孟德斯鸠《法意》中以中国(“支那”)为章名的不过区区九章,但第十九卷“论关于国民精神、行谊、风俗之法典”就有五章,占其大半。可以说该卷是孟氏“中国观”的集中表达。严复也清醒的认识到这一点,在卷首批有按语曰:“此卷论中国政俗教化独多,而其言往往中吾要害,见吾国所以不振之由,学者不可不留意也”。关切之情,溢于言表。笔者愚钝,欲在下文就该卷(当然不局限于该卷)讨些说法。
二
孟德斯鸠说:
东方之国,有支那焉,其风教礼俗,亘古不迁者。其男女之防范最严,以授受不亲为礼,不通名,不通问,阃内外之言语,不相出入。凡如是之礼俗,皆自孩提而教之,……守其国前贤之懿训,而渐摩之以严师,故一受其成,终身不改,此礼俗所以不迁也。[9]

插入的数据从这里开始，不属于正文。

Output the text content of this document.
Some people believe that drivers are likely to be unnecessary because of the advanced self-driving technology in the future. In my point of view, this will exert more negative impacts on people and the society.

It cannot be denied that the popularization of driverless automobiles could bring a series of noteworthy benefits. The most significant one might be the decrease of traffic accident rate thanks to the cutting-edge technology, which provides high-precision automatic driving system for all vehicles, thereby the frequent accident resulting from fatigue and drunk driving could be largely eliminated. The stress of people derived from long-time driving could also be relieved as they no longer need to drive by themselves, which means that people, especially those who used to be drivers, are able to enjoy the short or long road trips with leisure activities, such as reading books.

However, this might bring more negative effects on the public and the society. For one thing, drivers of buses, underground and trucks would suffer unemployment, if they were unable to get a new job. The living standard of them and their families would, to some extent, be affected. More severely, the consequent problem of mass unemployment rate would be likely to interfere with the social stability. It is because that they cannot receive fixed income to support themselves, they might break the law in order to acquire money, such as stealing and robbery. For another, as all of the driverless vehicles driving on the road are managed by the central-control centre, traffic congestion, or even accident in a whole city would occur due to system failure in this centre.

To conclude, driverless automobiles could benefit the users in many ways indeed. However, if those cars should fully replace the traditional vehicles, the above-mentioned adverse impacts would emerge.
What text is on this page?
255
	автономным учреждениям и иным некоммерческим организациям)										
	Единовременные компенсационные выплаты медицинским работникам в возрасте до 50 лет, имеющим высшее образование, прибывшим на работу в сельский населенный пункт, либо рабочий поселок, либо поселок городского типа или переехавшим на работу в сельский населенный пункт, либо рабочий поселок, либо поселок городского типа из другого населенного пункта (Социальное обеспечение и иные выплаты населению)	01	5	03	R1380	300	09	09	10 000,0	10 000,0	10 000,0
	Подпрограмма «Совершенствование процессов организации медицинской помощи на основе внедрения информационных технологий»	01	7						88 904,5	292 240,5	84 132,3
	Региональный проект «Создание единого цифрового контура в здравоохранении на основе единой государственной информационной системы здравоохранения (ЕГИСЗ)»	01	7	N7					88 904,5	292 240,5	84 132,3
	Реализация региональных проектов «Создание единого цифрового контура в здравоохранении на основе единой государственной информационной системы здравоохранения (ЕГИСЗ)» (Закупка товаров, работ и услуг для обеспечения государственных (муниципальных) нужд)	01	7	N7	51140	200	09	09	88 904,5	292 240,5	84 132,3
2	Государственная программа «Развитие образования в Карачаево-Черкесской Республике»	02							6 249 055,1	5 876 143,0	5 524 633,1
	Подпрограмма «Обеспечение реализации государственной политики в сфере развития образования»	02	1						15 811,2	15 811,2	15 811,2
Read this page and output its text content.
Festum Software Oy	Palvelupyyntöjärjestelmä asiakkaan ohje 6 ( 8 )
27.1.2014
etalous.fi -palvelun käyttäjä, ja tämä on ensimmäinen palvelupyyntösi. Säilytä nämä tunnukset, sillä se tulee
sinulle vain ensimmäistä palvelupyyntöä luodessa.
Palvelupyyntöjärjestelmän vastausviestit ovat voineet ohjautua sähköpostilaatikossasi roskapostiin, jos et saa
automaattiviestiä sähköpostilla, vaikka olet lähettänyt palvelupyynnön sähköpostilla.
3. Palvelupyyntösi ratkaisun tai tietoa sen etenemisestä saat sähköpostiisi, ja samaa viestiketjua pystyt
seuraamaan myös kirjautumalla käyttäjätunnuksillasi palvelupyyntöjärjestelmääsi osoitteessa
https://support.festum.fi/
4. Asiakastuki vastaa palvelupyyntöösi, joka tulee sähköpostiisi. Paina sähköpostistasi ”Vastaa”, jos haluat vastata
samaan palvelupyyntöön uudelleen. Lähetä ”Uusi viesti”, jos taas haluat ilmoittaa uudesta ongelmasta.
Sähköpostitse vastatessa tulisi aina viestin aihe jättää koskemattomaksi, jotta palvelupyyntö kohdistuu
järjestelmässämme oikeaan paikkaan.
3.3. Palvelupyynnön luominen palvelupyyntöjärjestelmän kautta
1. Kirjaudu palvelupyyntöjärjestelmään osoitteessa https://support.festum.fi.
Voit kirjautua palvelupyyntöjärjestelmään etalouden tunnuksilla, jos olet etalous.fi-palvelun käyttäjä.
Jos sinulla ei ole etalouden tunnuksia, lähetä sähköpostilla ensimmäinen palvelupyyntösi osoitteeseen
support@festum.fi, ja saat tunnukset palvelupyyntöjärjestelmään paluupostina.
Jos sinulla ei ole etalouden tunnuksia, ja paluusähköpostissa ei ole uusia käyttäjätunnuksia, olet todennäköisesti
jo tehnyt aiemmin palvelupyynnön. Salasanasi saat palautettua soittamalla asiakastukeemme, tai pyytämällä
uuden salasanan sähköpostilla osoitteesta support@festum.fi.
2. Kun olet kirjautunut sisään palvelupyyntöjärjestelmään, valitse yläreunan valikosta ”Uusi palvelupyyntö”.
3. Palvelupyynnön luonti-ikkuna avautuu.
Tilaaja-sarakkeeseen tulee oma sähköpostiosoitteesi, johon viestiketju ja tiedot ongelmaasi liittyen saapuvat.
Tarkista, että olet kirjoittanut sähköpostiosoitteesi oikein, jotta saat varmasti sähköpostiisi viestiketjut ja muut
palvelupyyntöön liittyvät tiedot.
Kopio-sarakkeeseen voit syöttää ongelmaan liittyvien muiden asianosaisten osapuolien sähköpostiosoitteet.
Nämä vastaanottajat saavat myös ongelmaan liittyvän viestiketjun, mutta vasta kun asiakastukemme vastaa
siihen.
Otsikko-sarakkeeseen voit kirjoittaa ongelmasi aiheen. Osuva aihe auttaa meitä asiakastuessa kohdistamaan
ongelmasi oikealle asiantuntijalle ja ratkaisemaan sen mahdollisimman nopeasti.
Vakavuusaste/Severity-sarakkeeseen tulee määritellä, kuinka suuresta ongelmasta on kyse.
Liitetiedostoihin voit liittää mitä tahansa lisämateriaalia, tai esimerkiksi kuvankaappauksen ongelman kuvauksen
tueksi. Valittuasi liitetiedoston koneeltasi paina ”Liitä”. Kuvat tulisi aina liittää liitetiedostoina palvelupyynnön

这话有些道理。钱宾四先生在《中国文化史导论》的“牟言”中将人类文化分为三类,即游牧文化、农耕文化与商业文化,并认为“农耕民族与其耕地相连紧,胶著而不能移,生于斯,长于斯,老于斯,祖宗子孙世代坟墓安于斯”,由此农耕文化所追求的只是“时间之绵延”。[10]随“时间绵延”自然而生发的就是“传统取向”。从孔子“克己复礼”以降,中国就逐渐养成了“往回看”的习惯。严复深刻地领悟到这一点,说“尝谓中西事理,其最不同而断乎不可合者,莫大于中之人好古而忽今,西之人力今以胜古”。[11]最理想的政治形态是“尧舜之治”,最荣耀的事莫过于“光宗耀祖”,最难堪的事不外乎“无颜以对列祖列宗”……这种“崇古尊祖”、“好古忽今”心理的形成,按梁漱溟先生在《中国文化要义》中的解释是因为中国古人智慧太高(理性早启),文化上成就太多(文化早熟)之故。中国古代非常之天才过早的出现,导致了“今人所有的一切,无非是古人之遗;后人所作的一切,不外前人之余”的尴尬境地。“一个社会实在受此社会中之天才的影响最大”。[12]其思想太玄深而致密,智慧足以泽被后世,让后人受用不尽。这样的结果往往是天才的身后接踵而来成群的弱智和哑巴。愚钝得可爱而怯弱得可悲的徒子徒孙,惴惴然日读夜诵,以求接济先贤伟识,或者殚精竭虑,藉以登科入仕,谋得一官半职。偶然有几个高明一点的,也是越钻研越感觉古人博大精深,“圣人先得我心之所同然”(孟子语),而复归到朝宗参祖的行列中去了。开头安排得太妥帖周全,后来的就懒得去改变、去创造;即使有这种想法与勇气,没有那般的天才,也只能是徒劳而无所得。没有废墟,就无所谓昨天;没有昨天,就无所谓今天和明天。一个“没有废墟”的文化,怎么能够不故步自封,原地打转?譬如建一高楼,不是一层一层往上添砖加瓦,一点一点的建起,而是一开始就搭好了个坯子,大小方圆已然如此,在多努力也不过是在上面装饰雕琢而已。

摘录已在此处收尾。